En la época en que la Triple A estaba a la vuelta de la esquina y cuando apenas faltaban unos meses para el golpe militar, un grupo de jóvenes organiza un concierto con la idea de grabarlo en vivo. En ese mismo ámbito coinciden la feminista a ultranza, el militante que jura no abandonar la lucha pase lo que pase, la que sueña hacer su aporte desde la docencia rural. En el clima que combina rumores de denuncias, atentados y allanamientos, la obra intenta reflejar desde la comedia la sensación de estos personajes, también unidos por historias afectivas cruzadas.
A este humor áspero le llega una dosis imprevista de cinismo no bien hace su aparición el personaje que vertebra la anécdota. Perra, la cantante-estrella (interpretada con acierto por Miriam Odorico), es el pivote en torno del cual se desencadena un misterio que recién se devela en los 90 a partir de estrategias representativas de esta época. Amada por las multitudes, Perra es dueña de un discurso doble hasta el descaro que le permite ofrecerse ante las masas como la encarnación del sueño de la revolución, mientras en la intimidad exhibe un pensamiento cínico.
El segundo acto de la obra transcurre en el mismo espacio 25 años después. Las botellas de Crush y los posters de Sandro han dejado paso al mueble fashion de la disco y sus iconos correspondientes: la pantalla, el celular y, especialmente, la cámara de video, objeto que domina de manera obsesiva este nuevo capítulo de la vida de algunos de los sobrevivientes de la grabación. Los representantes de las nuevas generaciones, por las suyas, intentan reunir las piezas de un pasado que desconocen. Parecen haber reemplazado los códigos del amor libre por los de la bisexualidad y el travestismo.

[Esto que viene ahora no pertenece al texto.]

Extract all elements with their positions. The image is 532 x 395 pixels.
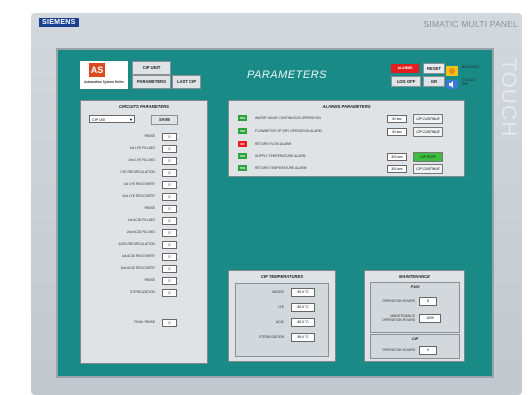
- final-rinse-label: FINAL RINSE: [134, 320, 155, 324]
- circuit-row-input[interactable]: 0: [162, 253, 177, 261]
- maintenance-panel: MAINTENANCE P100 OPERATION HOURS 5 MAINT…: [364, 270, 465, 362]
- logo-mark: AS: [89, 63, 105, 77]
- hmi-screen: AS Automation System Heller CIP UNIT PAR…: [56, 48, 494, 378]
- top-bar: AS Automation System Heller CIP UNIT PAR…: [80, 61, 479, 89]
- alarm-delay-input[interactable]: 300 sec: [387, 153, 407, 161]
- alarm-status-toggle[interactable]: YES: [238, 115, 247, 121]
- alarm-action-button[interactable]: CIP CONTINUE: [413, 127, 443, 137]
- circuit-row-label: 1st LYE FILLING: [129, 146, 155, 150]
- alarms-title: ALARMS PARAMETERS: [322, 104, 371, 109]
- alarm-label: RETURN TEMPERATURE ALARM: [255, 166, 307, 170]
- alarms-button[interactable]: ALARMS: [391, 64, 419, 73]
- circuit-select-value: CIP 100: [92, 118, 105, 122]
- alarms-panel: ALARMS PARAMETERS YES WATER VALVE CONTIN…: [228, 100, 465, 177]
- final-rinse-input[interactable]: 0: [162, 319, 177, 327]
- alarm-status-toggle[interactable]: YES: [238, 165, 247, 171]
- circuit-row-input[interactable]: 0: [162, 289, 177, 297]
- op-hours-value: 5: [419, 297, 437, 306]
- alarm-status-toggle[interactable]: NO: [238, 141, 247, 147]
- circuit-row-label: 2nd LYE FILLING: [128, 158, 155, 162]
- cip-unit-button[interactable]: CIP UNIT: [132, 61, 171, 75]
- temperatures-panel: CIP TEMPERATURES WATER 50.0 °C LYE 80.0 …: [228, 270, 336, 362]
- brand-logo: SIEMENS: [39, 18, 79, 27]
- logoff-button[interactable]: LOG OFF: [391, 76, 421, 87]
- save-button[interactable]: SAVE: [151, 115, 178, 125]
- alarm-status-toggle[interactable]: YES: [238, 128, 247, 134]
- alarm-delay-input[interactable]: 60 sec: [387, 128, 407, 136]
- alarm-action-button[interactable]: CIP STOP: [413, 152, 443, 162]
- touch-label: TOUCH: [497, 58, 520, 138]
- circuit-row-label: RINSE: [144, 134, 155, 138]
- temp-label: STERILIZATION: [259, 335, 284, 339]
- alarm-action-button[interactable]: CIP CONTINUE: [413, 164, 443, 174]
- circuit-row-input[interactable]: 0: [162, 205, 177, 213]
- circuit-row-input[interactable]: 0: [162, 145, 177, 153]
- temp-input[interactable]: 50.0 °C: [291, 288, 315, 297]
- temp-label: WATER: [272, 290, 284, 294]
- alarm-label: SUPPLY TEMPERATURE ALARM: [255, 154, 306, 158]
- circuit-row-label: 2nd LYE RECOVERY: [122, 194, 155, 198]
- cip-hours-value: 0: [419, 346, 437, 355]
- circuits-panel: CIRCUITS PARAMETERS CIP 100 ▼ SAVE RINSE…: [80, 100, 208, 364]
- circuit-row-label: RINSE: [144, 278, 155, 282]
- circuit-row-input[interactable]: 0: [162, 181, 177, 189]
- alarm-action-button[interactable]: CIP CONTINUE: [413, 114, 443, 124]
- language-icon[interactable]: [446, 63, 458, 76]
- speaker-icon[interactable]: [446, 76, 458, 89]
- company-logo: AS Automation System Heller: [80, 61, 128, 89]
- temp-label: LYE: [277, 305, 284, 309]
- alarm-delay-input[interactable]: 300 sec: [387, 165, 407, 173]
- cip-group: CIP OPERATION HOURS 0: [370, 334, 460, 359]
- circuit-row-input[interactable]: 0: [162, 241, 177, 249]
- circuit-row-label: ACID RECIRCULATION: [118, 242, 155, 246]
- circuit-row-input[interactable]: 0: [162, 169, 177, 177]
- circuit-row-label: 2nd ACID FILLING: [126, 230, 155, 234]
- circuit-row-label: 2nd ACID RECOVERY: [120, 266, 155, 270]
- last-cip-button[interactable]: LAST CIP: [172, 75, 201, 89]
- circuit-row-label: LYE RECIRCULATION: [120, 170, 155, 174]
- pump-group: P100 OPERATION HOURS 5 MAINTENANCE OPERA…: [370, 282, 460, 333]
- temp-label: ACID: [275, 320, 284, 324]
- alarm-delay-input[interactable]: 60 sec: [387, 115, 407, 123]
- circuit-row-label: RINSE: [144, 206, 155, 210]
- temp-input[interactable]: 80.0 °C: [291, 303, 315, 312]
- page-title: PARAMETERS: [247, 69, 327, 81]
- temperatures-title: CIP TEMPERATURES: [260, 274, 304, 279]
- maint-hours-input[interactable]: 1000: [419, 314, 441, 323]
- circuit-row-input[interactable]: 0: [162, 265, 177, 273]
- circuit-row-input[interactable]: 0: [162, 133, 177, 141]
- alarm-label: FLOWMETER OF DRY OPERATION ALARM: [255, 129, 322, 133]
- temp-input[interactable]: 60.0 °C: [291, 318, 315, 327]
- circuit-row-label: 1st ACID FILLING: [127, 218, 155, 222]
- reset-button[interactable]: RESET: [423, 63, 445, 74]
- circuit-row-label: 1st ACID RECOVERY: [121, 254, 155, 258]
- parameters-button[interactable]: PARAMETERS: [132, 75, 171, 89]
- alarm-label: RETURN FLOW ALARM: [255, 142, 292, 146]
- maint-hours-label: MAINTENANCE OPERATION HOURS: [382, 314, 415, 322]
- alarm-label: WATER VALVE CONTINUOUS OPERATION: [255, 116, 321, 120]
- chevron-down-icon: ▼: [129, 117, 133, 122]
- temperatures-group: WATER 50.0 °C LYE 80.0 °C ACID 60.0 °C S…: [235, 283, 329, 357]
- circuit-row-label: STERILIZATION: [130, 290, 155, 294]
- op-hours-label: OPERATION HOURS: [382, 299, 415, 303]
- model-label: SIMATIC MULTI PANEL: [423, 19, 518, 29]
- temp-input[interactable]: 95.0 °C: [291, 333, 315, 342]
- cip-title: CIP: [411, 337, 419, 341]
- circuit-row-input[interactable]: 0: [162, 157, 177, 165]
- date-display: 8/13/2013: [462, 65, 479, 69]
- circuit-row-input[interactable]: 0: [162, 217, 177, 225]
- maintenance-title: MAINTENANCE: [399, 274, 430, 279]
- circuit-select[interactable]: CIP 100 ▼: [89, 115, 135, 123]
- pump-title: P100: [410, 285, 420, 289]
- circuit-row-input[interactable]: 0: [162, 277, 177, 285]
- logo-text: Automation System Heller: [84, 80, 124, 84]
- circuit-row-input[interactable]: 0: [162, 193, 177, 201]
- alarm-status-toggle[interactable]: YES: [238, 153, 247, 159]
- gr-button[interactable]: GR: [423, 76, 445, 87]
- time-display: 7:02:43 PM: [462, 78, 475, 86]
- cip-hours-label: OPERATION HOURS: [382, 348, 415, 352]
- circuits-title: CIRCUITS PARAMETERS: [119, 104, 169, 109]
- circuit-row-label: 1st LYE RECOVERY: [123, 182, 155, 186]
- circuit-row-input[interactable]: 0: [162, 229, 177, 237]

Ataviada como una chica Almodóvar en su ocaso, Perra muestra ahora una personalidad más afín a sus verdaderas inclinaciones: apenas acepta referirse a sus fervores revolucionarios del pasado, interesada en dedicar su tiempo a conducir un programa de cable. Exilio mediante, ha mutado también junto a ella el cantante folklórico (Adrián Fondari) que la acompañó en aquel recital y la pareja aprovecha el encuentro para ajustar ciertas cuentas pendientes. Lejos del vertiginoso primer acto, las acciones se arremansan en torno de las mezquinas rencillas y recuerdos.